I have so much black and grey that my brain is working on the next blanket already. I’d like to make one in white, grey and black with small pops of colour. I will need to browse Ravelry for some pattern inspiration.

I just came off four days of work in a row. I worked  Friday to Monday, which was rather sad because it was Thanksgiving weekend and my husband was off work for three of those days and I barely saw him. Whilst I like my job at the fabric store and my co-workers, and now that I’ve been there four years I (finally) feel confident in my abilities there, I sometimes wonder whether it would be worth looking around for something I could do that didn’t involve evenings and weekends. Or is the grass just looking greener from the other side?

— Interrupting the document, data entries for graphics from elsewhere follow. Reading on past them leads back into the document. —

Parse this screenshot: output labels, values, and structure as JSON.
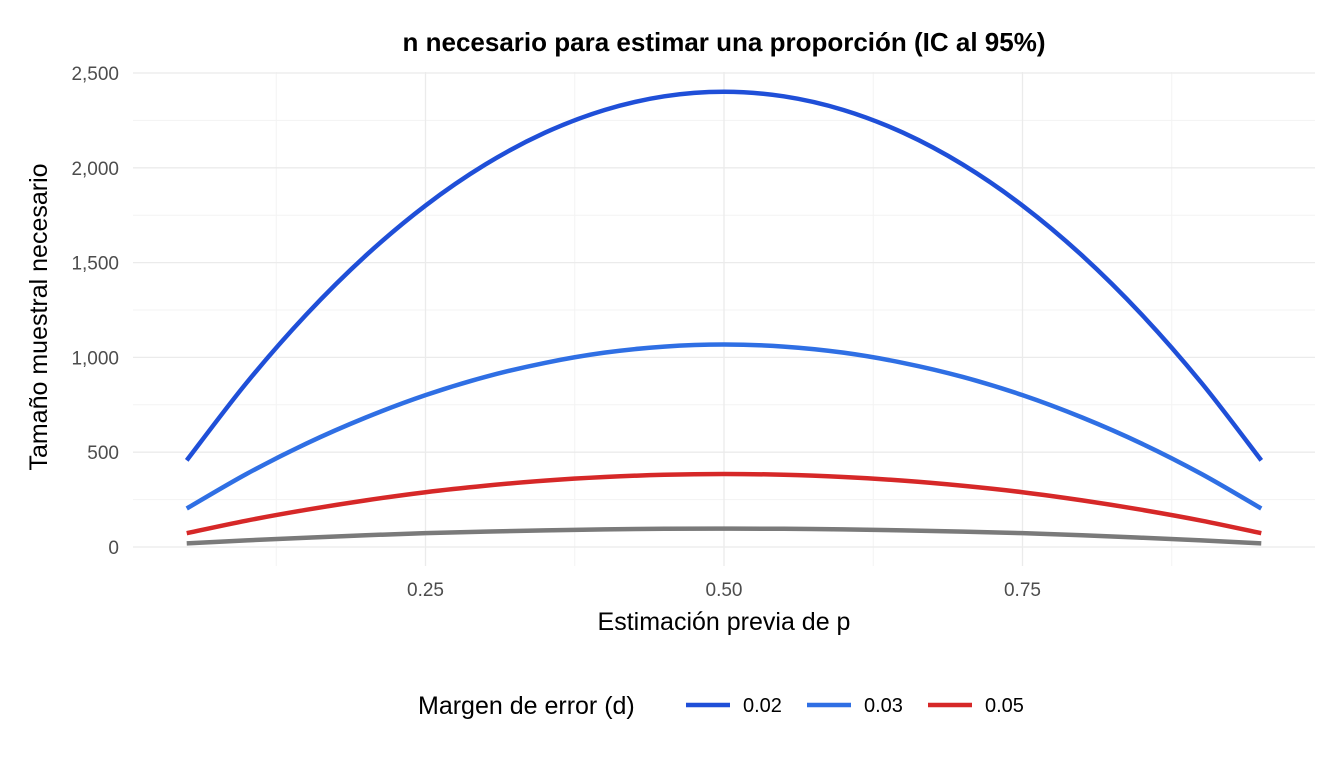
{
  "chart_data": {
    "type": "line",
    "title": "n necesario para estimar una proporción (IC al 95%)",
    "xlabel": "Estimación previa de p",
    "ylabel": "Tamaño muestral necesario",
    "xlim": [
      0.05,
      0.95
    ],
    "ylim": [
      0,
      2500
    ],
    "x_ticks": [
      0.25,
      0.5,
      0.75
    ],
    "x_tick_labels": [
      "0.25",
      "0.50",
      "0.75"
    ],
    "y_ticks": [
      0,
      500,
      1000,
      1500,
      2000,
      2500
    ],
    "y_tick_labels": [
      "0",
      "500",
      "1,000",
      "1,500",
      "2,000",
      "2,500"
    ],
    "grid": true,
    "legend": {
      "title": "Margen de error (d)",
      "position": "bottom",
      "entries": [
        "0.02",
        "0.03",
        "0.05"
      ]
    },
    "x": [
      0.05,
      0.1,
      0.15,
      0.2,
      0.25,
      0.3,
      0.35,
      0.4,
      0.45,
      0.5,
      0.55,
      0.6,
      0.65,
      0.7,
      0.75,
      0.8,
      0.85,
      0.9,
      0.95
    ],
    "series": [
      {
        "name": "0.02",
        "color": "#1f4fd8",
        "values": [
          457,
          865,
          1225,
          1537,
          1801,
          2017,
          2185,
          2305,
          2377,
          2401,
          2377,
          2305,
          2185,
          2017,
          1801,
          1537,
          1225,
          865,
          457
        ]
      },
      {
        "name": "0.03",
        "color": "#2f6fe4",
        "values": [
          203,
          385,
          545,
          683,
          801,
          897,
          971,
          1025,
          1057,
          1068,
          1057,
          1025,
          971,
          897,
          801,
          683,
          545,
          385,
          203
        ]
      },
      {
        "name": "0.05",
        "color": "#d62828",
        "values": [
          73,
          139,
          196,
          246,
          289,
          323,
          350,
          369,
          381,
          385,
          381,
          369,
          350,
          323,
          289,
          246,
          196,
          139,
          73
        ]
      },
      {
        "color": "#7a7a7a",
        "values": [
          19,
          35,
          49,
          62,
          73,
          81,
          88,
          93,
          96,
          97,
          96,
          93,
          88,
          81,
          73,
          62,
          49,
          35,
          19
        ]
      }
    ]
  }
}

Talking of grass, my lawn has greened up beautifully with the fall weather. The cooler temperatures and rain have been very welcome. The squirrels have been busy collecting up my walnuts, though Tai Chi Man found three paint buckets-worth on the ground when he was doing yardwork over the weekend and brought them inside. For the first time in a few years we will actually get to eat some of our own walnuts! He dug the last of the potatoes and also rented this awesome gadget from the sprinkler store which meant that for the first time since we bought this house in 1995 we actually know where ALL the solenoid boxes are for the irrigation system. Some of them have been buried for a very long time, which makes it hard to fix problems.

My massive maple in the front yard is showing red this year for the first time. Previously it’s always turned yellow. Weird! And normally I like to see how long we can hold out on turning up the thermostat. I like to aim for the end of October. Well, forget that! This year we had the heat on at the beginning of October, just to get a bit more comfy in the evenings. I am really appreciating having a blanket project to crochet to keep my legs warm – it makes a big difference when you’re enjoying couch and Netflix time!

Guess I should get off this computer now. I have a little housework to do and a couple of errands, so I’ll wish you happy crafting and a wonderful week.